An interesting discussion about why weights aren't widely used (gravity is weak) that also includes several other methods, including flywheels.------

"You can use dead weights, but you need a huge amount of weight.

For example the biggest pumped hydroelectric system in the world (the Gianelli Hydroelectric Plant in California, USA) uses water stored in a reservoir about 9 miles long by 5 miles wide, lifted through a height of about 300 feet. Even then, it can only supply about 5% of California's electricity usage for less than 2 weeks before running dry - and given the current long term droughts in California, it can't even do that, because there would be no water available to refill it.

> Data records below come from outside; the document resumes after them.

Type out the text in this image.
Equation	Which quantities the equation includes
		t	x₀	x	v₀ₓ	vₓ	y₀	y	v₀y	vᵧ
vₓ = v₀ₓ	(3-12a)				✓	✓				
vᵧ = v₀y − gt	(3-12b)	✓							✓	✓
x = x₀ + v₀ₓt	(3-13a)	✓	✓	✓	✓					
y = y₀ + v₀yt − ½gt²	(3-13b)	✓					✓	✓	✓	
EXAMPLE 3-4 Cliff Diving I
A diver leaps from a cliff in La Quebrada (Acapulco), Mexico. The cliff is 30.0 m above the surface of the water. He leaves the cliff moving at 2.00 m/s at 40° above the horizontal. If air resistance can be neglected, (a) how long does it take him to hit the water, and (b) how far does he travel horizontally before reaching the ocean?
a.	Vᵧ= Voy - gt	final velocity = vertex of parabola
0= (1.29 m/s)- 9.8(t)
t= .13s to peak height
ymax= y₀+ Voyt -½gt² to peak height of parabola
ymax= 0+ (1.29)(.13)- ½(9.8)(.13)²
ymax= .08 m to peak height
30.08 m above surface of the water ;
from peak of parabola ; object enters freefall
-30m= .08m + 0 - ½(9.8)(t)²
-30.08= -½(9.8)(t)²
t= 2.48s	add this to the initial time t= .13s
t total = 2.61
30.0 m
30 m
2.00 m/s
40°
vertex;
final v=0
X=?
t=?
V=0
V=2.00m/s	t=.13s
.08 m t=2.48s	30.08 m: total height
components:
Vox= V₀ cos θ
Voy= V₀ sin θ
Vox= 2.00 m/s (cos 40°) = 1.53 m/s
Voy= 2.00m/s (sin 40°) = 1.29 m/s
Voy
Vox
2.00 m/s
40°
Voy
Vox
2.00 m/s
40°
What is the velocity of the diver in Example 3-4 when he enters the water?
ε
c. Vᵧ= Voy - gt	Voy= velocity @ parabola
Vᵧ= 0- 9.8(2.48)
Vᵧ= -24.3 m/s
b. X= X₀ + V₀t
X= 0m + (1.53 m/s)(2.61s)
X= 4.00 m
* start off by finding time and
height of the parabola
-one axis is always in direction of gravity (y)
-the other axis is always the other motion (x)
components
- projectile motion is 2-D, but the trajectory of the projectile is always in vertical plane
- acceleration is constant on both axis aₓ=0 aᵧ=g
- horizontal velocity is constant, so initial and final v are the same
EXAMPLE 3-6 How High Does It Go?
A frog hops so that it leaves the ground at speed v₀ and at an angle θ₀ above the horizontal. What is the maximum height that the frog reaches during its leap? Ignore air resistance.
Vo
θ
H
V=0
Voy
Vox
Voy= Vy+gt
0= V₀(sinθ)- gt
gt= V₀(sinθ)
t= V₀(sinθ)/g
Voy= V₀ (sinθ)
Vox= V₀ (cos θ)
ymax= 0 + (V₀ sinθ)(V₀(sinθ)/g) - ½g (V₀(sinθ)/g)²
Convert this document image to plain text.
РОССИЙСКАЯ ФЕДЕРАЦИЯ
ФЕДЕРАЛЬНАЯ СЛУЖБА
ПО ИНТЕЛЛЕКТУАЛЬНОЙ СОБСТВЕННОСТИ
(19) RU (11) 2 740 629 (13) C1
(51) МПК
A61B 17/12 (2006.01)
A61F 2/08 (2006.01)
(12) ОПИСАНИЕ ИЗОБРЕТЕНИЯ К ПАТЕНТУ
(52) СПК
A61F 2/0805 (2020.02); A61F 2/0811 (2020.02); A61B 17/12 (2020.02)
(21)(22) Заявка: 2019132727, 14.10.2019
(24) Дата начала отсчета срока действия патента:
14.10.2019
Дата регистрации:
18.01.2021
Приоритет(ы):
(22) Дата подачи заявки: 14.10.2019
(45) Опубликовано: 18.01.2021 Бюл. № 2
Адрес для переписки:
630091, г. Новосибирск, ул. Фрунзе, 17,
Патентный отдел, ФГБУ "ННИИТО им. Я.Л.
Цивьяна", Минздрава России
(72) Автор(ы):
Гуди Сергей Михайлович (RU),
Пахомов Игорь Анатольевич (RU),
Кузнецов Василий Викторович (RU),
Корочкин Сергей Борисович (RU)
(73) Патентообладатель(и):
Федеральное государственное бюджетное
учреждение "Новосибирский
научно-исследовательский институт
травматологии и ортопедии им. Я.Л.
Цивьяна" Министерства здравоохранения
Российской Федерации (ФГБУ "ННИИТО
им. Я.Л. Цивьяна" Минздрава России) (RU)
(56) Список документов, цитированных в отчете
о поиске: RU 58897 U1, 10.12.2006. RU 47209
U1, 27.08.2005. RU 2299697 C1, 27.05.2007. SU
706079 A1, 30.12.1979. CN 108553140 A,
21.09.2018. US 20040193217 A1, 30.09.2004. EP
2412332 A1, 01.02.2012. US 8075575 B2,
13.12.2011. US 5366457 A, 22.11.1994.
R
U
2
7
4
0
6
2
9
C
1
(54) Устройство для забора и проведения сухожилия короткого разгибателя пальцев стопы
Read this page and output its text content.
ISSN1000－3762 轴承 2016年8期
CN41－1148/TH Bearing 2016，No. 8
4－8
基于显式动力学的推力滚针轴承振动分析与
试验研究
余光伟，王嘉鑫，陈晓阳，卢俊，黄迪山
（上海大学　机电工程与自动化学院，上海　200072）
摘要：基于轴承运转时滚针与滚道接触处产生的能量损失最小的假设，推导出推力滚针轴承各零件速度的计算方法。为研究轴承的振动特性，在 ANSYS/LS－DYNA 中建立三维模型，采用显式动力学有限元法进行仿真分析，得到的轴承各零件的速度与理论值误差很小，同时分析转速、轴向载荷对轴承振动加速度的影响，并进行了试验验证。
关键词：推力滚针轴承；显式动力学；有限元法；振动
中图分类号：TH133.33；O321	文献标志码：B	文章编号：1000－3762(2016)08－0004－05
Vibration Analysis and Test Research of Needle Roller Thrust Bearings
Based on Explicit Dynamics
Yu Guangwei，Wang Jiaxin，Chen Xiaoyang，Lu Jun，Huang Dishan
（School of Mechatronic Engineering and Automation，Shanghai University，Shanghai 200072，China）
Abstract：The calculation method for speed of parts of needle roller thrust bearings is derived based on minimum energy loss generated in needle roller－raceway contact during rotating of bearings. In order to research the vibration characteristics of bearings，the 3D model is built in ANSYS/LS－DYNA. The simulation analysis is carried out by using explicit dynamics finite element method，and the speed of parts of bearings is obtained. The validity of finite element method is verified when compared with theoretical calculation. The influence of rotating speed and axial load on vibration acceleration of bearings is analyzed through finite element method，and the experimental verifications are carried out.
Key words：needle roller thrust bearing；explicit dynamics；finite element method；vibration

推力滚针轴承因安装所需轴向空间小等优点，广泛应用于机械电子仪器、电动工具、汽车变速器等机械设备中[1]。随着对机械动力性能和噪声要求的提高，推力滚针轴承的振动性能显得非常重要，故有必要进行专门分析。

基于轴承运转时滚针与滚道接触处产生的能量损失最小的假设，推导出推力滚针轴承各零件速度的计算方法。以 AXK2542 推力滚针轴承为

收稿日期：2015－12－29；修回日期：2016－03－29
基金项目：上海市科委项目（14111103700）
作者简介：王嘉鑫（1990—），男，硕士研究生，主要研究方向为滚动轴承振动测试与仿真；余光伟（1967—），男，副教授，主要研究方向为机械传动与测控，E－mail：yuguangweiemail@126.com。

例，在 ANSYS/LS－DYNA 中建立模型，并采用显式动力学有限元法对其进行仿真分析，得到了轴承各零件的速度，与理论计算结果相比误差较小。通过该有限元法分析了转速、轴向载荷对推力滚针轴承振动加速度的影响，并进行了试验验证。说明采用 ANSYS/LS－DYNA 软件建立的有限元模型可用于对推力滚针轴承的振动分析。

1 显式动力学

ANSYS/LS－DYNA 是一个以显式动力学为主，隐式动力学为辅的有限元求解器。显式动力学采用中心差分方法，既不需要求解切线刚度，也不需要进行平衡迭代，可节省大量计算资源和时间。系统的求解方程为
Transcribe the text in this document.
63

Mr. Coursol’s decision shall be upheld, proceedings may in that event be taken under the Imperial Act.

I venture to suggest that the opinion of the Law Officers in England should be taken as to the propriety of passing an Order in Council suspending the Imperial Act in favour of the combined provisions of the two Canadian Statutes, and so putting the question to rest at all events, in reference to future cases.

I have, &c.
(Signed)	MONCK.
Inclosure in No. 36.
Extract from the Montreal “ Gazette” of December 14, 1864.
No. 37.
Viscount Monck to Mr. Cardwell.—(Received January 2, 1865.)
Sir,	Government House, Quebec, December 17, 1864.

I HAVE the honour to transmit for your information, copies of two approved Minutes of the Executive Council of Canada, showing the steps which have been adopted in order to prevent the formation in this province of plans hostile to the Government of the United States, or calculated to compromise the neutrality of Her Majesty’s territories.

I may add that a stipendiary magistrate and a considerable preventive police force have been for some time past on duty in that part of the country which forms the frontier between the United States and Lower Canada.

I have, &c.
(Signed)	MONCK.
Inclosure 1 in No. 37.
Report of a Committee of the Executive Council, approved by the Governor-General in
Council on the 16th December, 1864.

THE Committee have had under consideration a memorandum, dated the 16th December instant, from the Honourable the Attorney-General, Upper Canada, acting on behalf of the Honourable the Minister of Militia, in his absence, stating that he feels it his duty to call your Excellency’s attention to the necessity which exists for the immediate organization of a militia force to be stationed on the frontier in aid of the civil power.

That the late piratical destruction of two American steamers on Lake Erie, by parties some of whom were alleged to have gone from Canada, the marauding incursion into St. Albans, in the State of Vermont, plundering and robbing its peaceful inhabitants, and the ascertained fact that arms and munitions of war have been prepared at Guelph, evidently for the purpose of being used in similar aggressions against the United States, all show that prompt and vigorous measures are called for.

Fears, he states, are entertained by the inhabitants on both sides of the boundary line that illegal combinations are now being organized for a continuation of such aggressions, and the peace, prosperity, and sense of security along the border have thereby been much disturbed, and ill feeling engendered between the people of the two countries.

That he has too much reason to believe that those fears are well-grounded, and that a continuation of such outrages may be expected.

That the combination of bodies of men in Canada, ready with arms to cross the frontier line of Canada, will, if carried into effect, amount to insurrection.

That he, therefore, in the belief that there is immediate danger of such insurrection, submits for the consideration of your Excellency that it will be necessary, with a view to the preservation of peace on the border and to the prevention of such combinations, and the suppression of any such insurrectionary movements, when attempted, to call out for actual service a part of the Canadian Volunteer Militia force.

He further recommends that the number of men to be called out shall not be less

Trying to build devices like this for individual homes would be hopelessly uneconomical."

https://physics.stackexchange.com/questions/305563/why-dont-we-use-weights-to-store-energy

12 hours ago, npts2020 said:

An interesting discussion about why weights aren't widely used (gravity is weak) that also includes several other methods, including flywheels.------

"You can use dead weights, but you need a huge amount of weight.

For example the biggest pumped hydroelectric system in the world (the Gianelli Hydroelectric Plant in California, USA) uses water stored in a reservoir about 9 miles long by 5 miles wide, lifted through a height of about 300 feet. Even then, it can only supply about 5% of California's electricity usage for less than 2 weeks before running dry - and given the current long term droughts in California, it can't even do that, because there would be no water available to refill it.

Trying to build devices like this for individual homes would be hopelessly uneconomical."

https://physics.stackexchange.com/questions/305563/why-dont-we-use-weights-to-store-energy

First and foremost your comments suggest you don't understand the difference between weight and momentum.

Secondly to the west of California there is by far the largest water reservoir in the world, called the Pacific Ocean. There is no requirement for pumped storage to be freshwater.

Thirdly energy extraction from flowing water for single properties has been going on since time immemorial. Nor does that energy have to be electrical. In the 15th century the city of Exeter installed
a pumped water supply, driven by a water wheel pump.

12 hours ago, studiot said:

First and foremost your comments suggest you don't understand the difference between weight and momentum.

Secondly to the west of California there is by far the largest water reservoir in the world, called the Pacific Ocean. There is no requirement for pumped storage to be freshwater.

Thirdly energy extraction from flowing water for single properties has been going on since time immemorial. Nor does that energy have to be electrical. In the 15th century the city of Exeter installed
a pumped water supply, driven by a water wheel pump.

Actually, I understand the difference between weight and momentum fairly well (I think you are ascribing the first sentence of the quote, which didn't get highlighted for some reason, to me). Are you telling me that for momentum to be useful for energy that it doesn't require great amounts of weight (mass if you wish to be technical) for a flywheel as well? I know how big and heavy steam turbines are and they don't produce much energy once you cut the steam off. The point is there is no easy way to store energy mechanically and other methods seem to require a bit more technology, that's why this discussion is even going on at this point in time. Even amongst the different types of storage there are many ways of extracting it for reuse and all have pros and cons depending on their location and use.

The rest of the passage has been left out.